Price Development of My Used Z440 Workstation

Image: Cooling on top of a Xeon E5-1650 v4 processor

About two years ago, I bought a 5 year old used HP Z440 workstation with a 6 core Xeon E5-1650 v4, 32 GB of RAM and an Nvidia M2000 graphics card for around 800 euros. At the time I wanted to have some CPU processing power with little noise and an Nvidia graphics card that could do H.264 video encoding and decoding in hardware. This turned out to be a great investment, as I use the workstation daily to run a number of computing intensive virtual machines and also make good use of the hardware video encoder, all with pretty much zero noise emission from below the desk. By now, the hardware is about 7 years old and one would think that even refurbishers would be out of stock by now and sell the system at a significantly lower price. Turns out that this is not the case.

When I recently got a newsletter from my preferred refurbished PC dealer, they still had the Z440 on sale, and still for 800 euros. The specs were pretty much the same, they just added a 256 GB SSD and exchanged the Nvidia M2000 for an M4000 model. A 256 GB SSD only costs a few euros these days and the M4000 is unlikely to H.264 encode videos any faster than the M2000, as even the latest and greatest Nvidia graphics cards are not endcoding videos any faster.

I have to admit, I’m a bit baffled that they still find customers for 7 year old workstations at this price.
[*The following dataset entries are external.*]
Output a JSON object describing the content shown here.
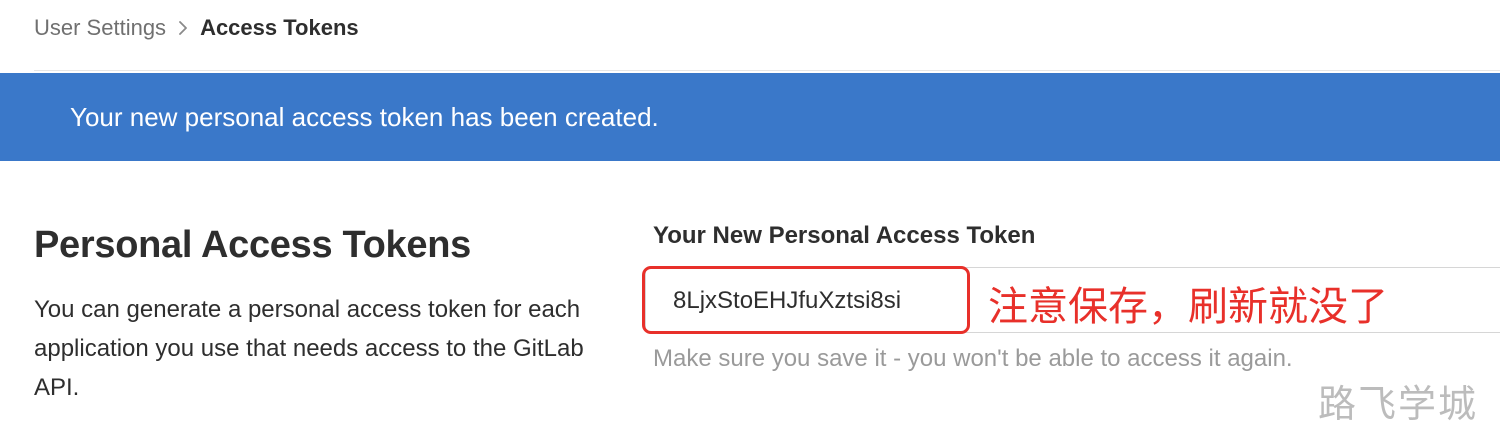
{
  "breadcrumb": {
    "parent": "User Settings",
    "separator_icon": "chevron-right-icon",
    "current": "Access Tokens"
  },
  "flash": {
    "message": "Your new personal access token has been created.",
    "color": "#3a78c9"
  },
  "section": {
    "title": "Personal Access Tokens",
    "description": "You can generate a personal access token for each application you use that needs access to the GitLab API."
  },
  "token": {
    "label": "Your New Personal Access Token",
    "value": "8LjxStoEHJfuXztsi8si",
    "help": "Make sure you save it - you won't be able to access it again."
  },
  "annotation": {
    "text": "注意保存，刷新就没了",
    "color": "#e8302a"
  },
  "watermark": {
    "text": "路飞学城"
  }
}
From a CPU performance point of view it’s still doing quite ok, the CPU performs at about the same speed as the AMD Ryzen U4750 CPU in my two year old notebook. But from a workstation CPU point of view, it’s not competitive anymore. The 12th generation Intel 12800H CPU in that high performance Dell notebook I recently reviewed runs about twice as fast, even when throttled to 45 watts. So at this price, I don’t think I’d go for it again today. However, a quick search on the net revealed that also other vendors are selling refurbished Z440’s at this price point. Interesting!